Matthew Vaughn, 2011 (États-Unis)

« Tiers monde » émergent et puissance supérieure, les mutants hésitent, non pas entre les modèles capitaliste et soviétique, mais entre l’intégration et la domination, positions respectivement prises par le sage Xavier et par le vindicatif Magneto (James McAvoy et Michael Fassbender*). Une des bonnes surprises du scénario est non seulement de faire de ces jeunes gens « des enfants de l’atome », en raison des mutations génétiques apparues avec l’ère atomique (ce qui entre en parfaite adéquation cinématographique avec des années 1950 et 1960 fécondes en monstres de tous genres), mais également de situer l’histoire en pleine crise des fusées, en 1962 (année de la mini-jupe, ce que rappellent de leur cuisses nues Emma Frost, Mystique ou Moira, toutes très libérées !).

Alors que la présence du professeur Xavier sur les marches du Lincoln Memorial peut faire sens, on a compris depuis l’introduction que les motivations de Lehnsherr étaient ailleurs, nées d’un assassinat dans un camp d’extermination. La véritable rupture politique n’est alors plus tant celle qui rend la paix entre les États-Unis et l’URSS impossible, mais plutôt, à l’échelle humaine et de part et d’autre de l’échiquier, celle que Charles et Erik ne peuvent longtemps dissimuler. En outre, le réalisateur de Kick-Ass (2010) croise les enjeux et ne ferme aucune des interprétations possibles aux thèmes abordés (ce qui caractérisait X-men et X-men 2 de Singer en 2000 et 2003). Le mutant est par conséquent, selon les scènes, l’étranger craint par une nation (les canons des navires pointés sur lui), la minorité ethnique qui ne peut s’intégrer (un bref regard vers Darwin, le noir du groupe), des adolescents qui ont du mal à assumer leur différence (Mystique et le Fauve).

Plusieurs l’ont dit, le film est élégant et les acteurs plein de charme (Jennifer Lawrence et January Jones derrière Kevin Bacon, McAvoy et Fassbender), la séquence au large de Cuba est trépidante et l’humour n’est pas absent.
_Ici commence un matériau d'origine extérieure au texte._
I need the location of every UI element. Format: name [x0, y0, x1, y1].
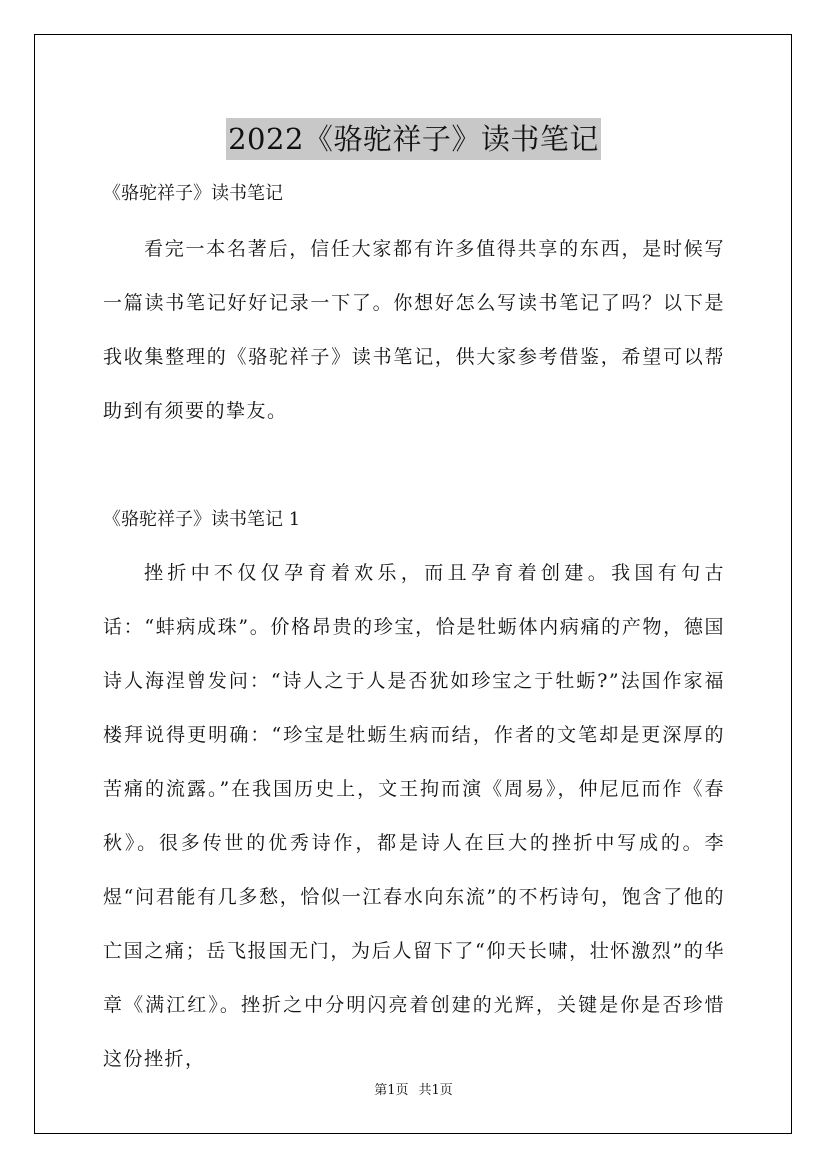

Sans revenir sur les derniers épisodes**, Vaughn restaure un peu d’intelligence aux aventures de ces mutants et donne envie de voir ce que pourrait être leur monde dans les années 1970 ou 1980.

* Dans le bar en Argentine, par la violence qu’il déploie contre les criminels nazis, Fassbender renoue avec l’attitude des personnages (dont il faisait partie) d’Inglourious basterds (Tarantino, 2009).

** Sur lesquels nous avions pu nous exprimer ici (au 4 mai 2009) ou .

2 commentaires à propos de “X-Men : le commencement (X-Men: first class)”

  1. Bonjour Ornelune, pas mal du tout mais mon préféré reste le premier de la série. En revanche, les effets spéciaux sont toujours très réussis. Bonne journée.